“The Newsroom” – Season 2, Episode 3

Although Alison Pill was barely in this episode, I feel compelled to begin this review with her, largely because of the vitriol I directed at her character last week. I am currently breathing a sigh of relief. It only took them thirteen episodes, but the writers of The Newsroom finally figured out how to use Maggie, a character who has dragged down both the show and her life with a series of inane, unfathomably poor life choices. How did they rectify this mistake? By making her the Kramer of The Newsroom, an annoying, amusing sidekick who shows up to exasperate the other characters then disappears into scenery. We like spending a scene with the Kramers, but we don’t necessarily want to follow them home.

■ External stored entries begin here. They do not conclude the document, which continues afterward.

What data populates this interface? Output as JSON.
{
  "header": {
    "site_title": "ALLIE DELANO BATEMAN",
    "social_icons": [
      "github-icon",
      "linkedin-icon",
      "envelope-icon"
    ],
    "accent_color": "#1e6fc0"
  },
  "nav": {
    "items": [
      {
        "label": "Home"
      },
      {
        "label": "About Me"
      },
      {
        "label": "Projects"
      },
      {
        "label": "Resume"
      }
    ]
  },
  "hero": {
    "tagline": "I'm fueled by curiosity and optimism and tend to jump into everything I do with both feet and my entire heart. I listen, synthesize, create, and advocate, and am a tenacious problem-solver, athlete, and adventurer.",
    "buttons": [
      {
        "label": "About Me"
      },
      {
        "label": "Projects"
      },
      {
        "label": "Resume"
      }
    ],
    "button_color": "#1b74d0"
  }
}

I’m not sure that Maggie as the annoying neighbor is going to last – most likely, we’ll see even less of her when she’s shipped off to Africa to be traumatized – but it just goes to show you what a little less of her can do. I’m not saying that this was the best episode of The Newsroom – for my money, it would be either the pilot or “The 112th Congress” – but it is perhaps the most encouraging because it succeeds in a way that other episodes haven’t, not from the fleeting catharsis of seeing our political views validated by a cast of Sorkin surrogates, but instead as a rich character piece that also happens to be very funny.

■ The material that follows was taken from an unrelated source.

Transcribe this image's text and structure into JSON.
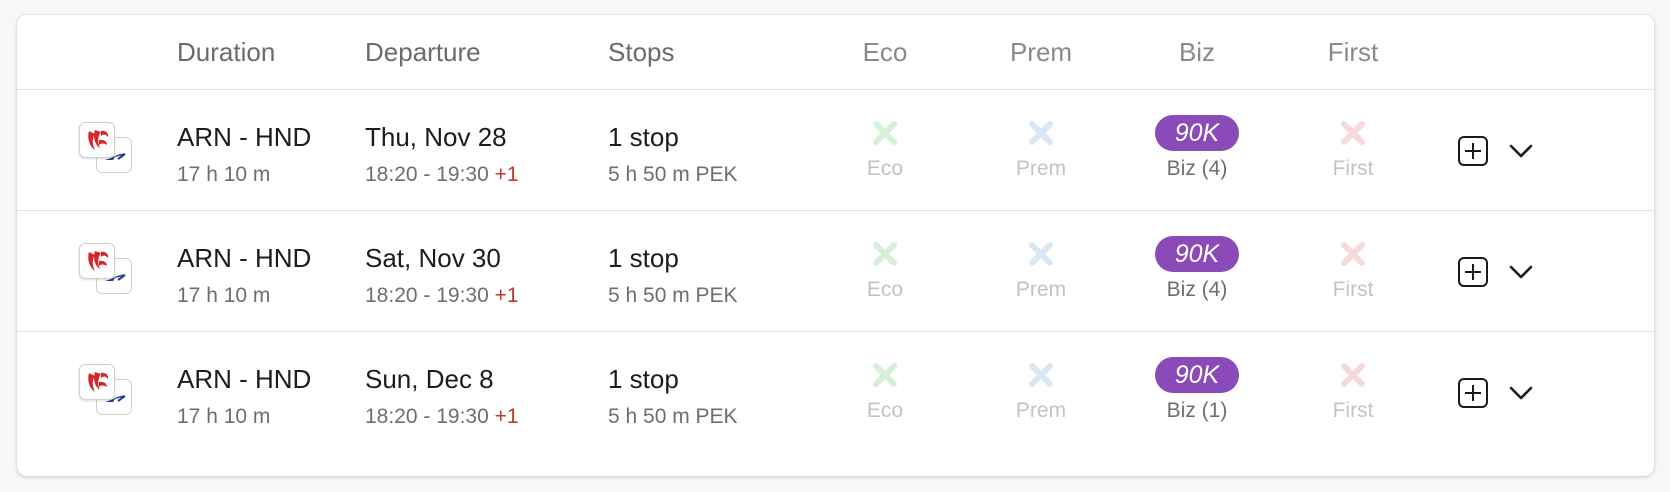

As usual, there is a lot going on in this episode, but what makes “Willie Pete” so satisfying is that most of its characters were winning this week. Mackenzie (Emily Mortimer) appeared for once to be a strong and competent leader; she even passed for the former war correspondent she has always claimed to be. Her familiarity with military jargon in the diner scene with Jerry and his source showed an expertise her character has always lacked. Meanwhile, Jim (John Gallagher, Jr.) continued to fight the good fight with the Romney campaign, bringing the spirit of News Night and its “mission to civilize” to a complacent, underfed press corps. Lastly, Will (Jeff Daniels) tried to civilize gossip columnist Nina Howard (Hope Davis) by asking her very nicely not to run a damaging story about him. To Will’s amazement, she complied, and then she complied with him a little more later.

Newsroom S2 E3

Only Don (Thomas Sadoski) drew the short stick of incompetence this week, although his storyline – in which he tries and fails to fix his office chair as a way of dealing with his break-up with Maggie – had pretty low stakes. I would never have suspected Sadoski to be a master of the pratfall, but he continues to show his range.

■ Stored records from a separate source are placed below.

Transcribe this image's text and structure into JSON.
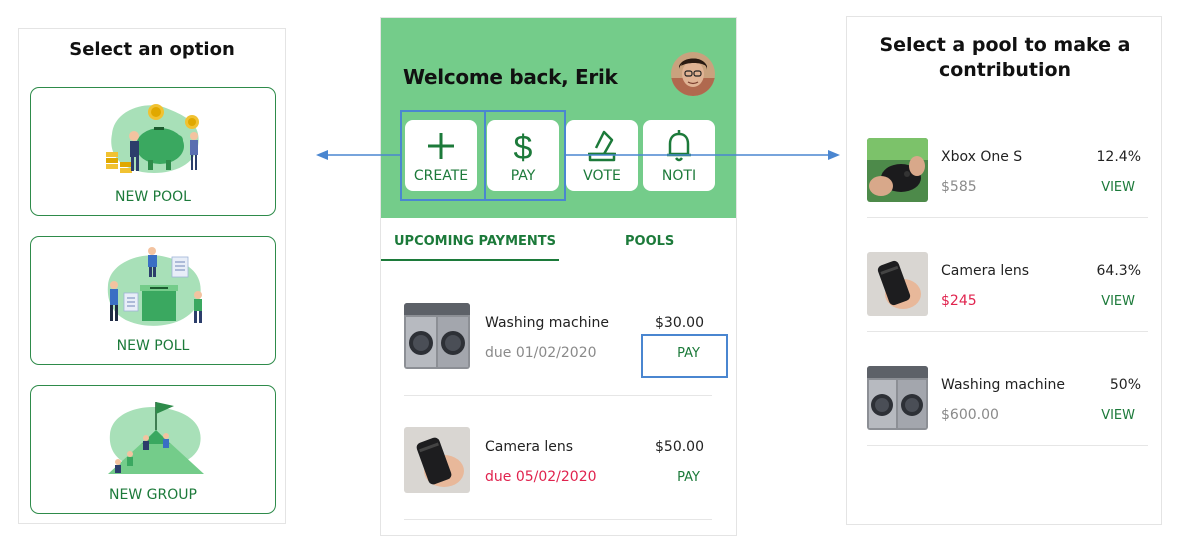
{
  "left_panel": {
    "title": "Select an option",
    "options": [
      {
        "label": "NEW POOL",
        "icon": "piggy-bank-illustration"
      },
      {
        "label": "NEW POLL",
        "icon": "ballot-box-illustration"
      },
      {
        "label": "NEW GROUP",
        "icon": "flag-mountain-illustration"
      }
    ]
  },
  "phone": {
    "welcome": "Welcome back, Erik",
    "actions": [
      {
        "label": "CREATE",
        "icon": "plus-icon"
      },
      {
        "label": "PAY",
        "icon": "dollar-icon"
      },
      {
        "label": "VOTE",
        "icon": "ballot-icon"
      },
      {
        "label": "NOTI",
        "icon": "bell-icon"
      }
    ],
    "tabs": [
      {
        "label": "UPCOMING PAYMENTS",
        "active": true
      },
      {
        "label": "POOLS",
        "active": false
      }
    ],
    "payments": [
      {
        "name": "Washing machine",
        "due": "due 01/02/2020",
        "amount": "$30.00",
        "action": "PAY",
        "due_color": "#8a8a8a"
      },
      {
        "name": "Camera lens",
        "due": "due 05/02/2020",
        "amount": "$50.00",
        "action": "PAY",
        "due_color": "#e0234e"
      }
    ]
  },
  "right_panel": {
    "title": "Select a pool to make a contribution",
    "pools": [
      {
        "name": "Xbox One S",
        "amount": "$585",
        "percent": "12.4%",
        "action": "VIEW",
        "amount_color": "#8a8a8a"
      },
      {
        "name": "Camera lens",
        "amount": "$245",
        "percent": "64.3%",
        "action": "VIEW",
        "amount_color": "#e0234e"
      },
      {
        "name": "Washing machine",
        "amount": "$600.00",
        "percent": "50%",
        "action": "VIEW",
        "amount_color": "#8a8a8a"
      }
    ]
  },
  "colors": {
    "brand_green": "#74cc8a",
    "text_green": "#1c7a3a",
    "highlight_blue": "#4a86d0",
    "alert_red": "#e0234e"
  }
}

I understand there is some hypocrisy here. I lamented the ongoing love triangle between the youngsters, yet I have no problem with Sorkin throwing Nina Howard back into the Will-MacKenzie stew. I don’t know what to tell you – except that romantic dysfunction is more interesting in middle-aged people. As for Maggie and Jim, there was little mention of their off-again/off-again romance this week, as the two remain several states apart, and Maggie actually seems to have moved on. Hopefully, by next week, there will be an ocean between them, and the gulf between how good The Newsroom could be and what it has sadly been will draw ever smaller.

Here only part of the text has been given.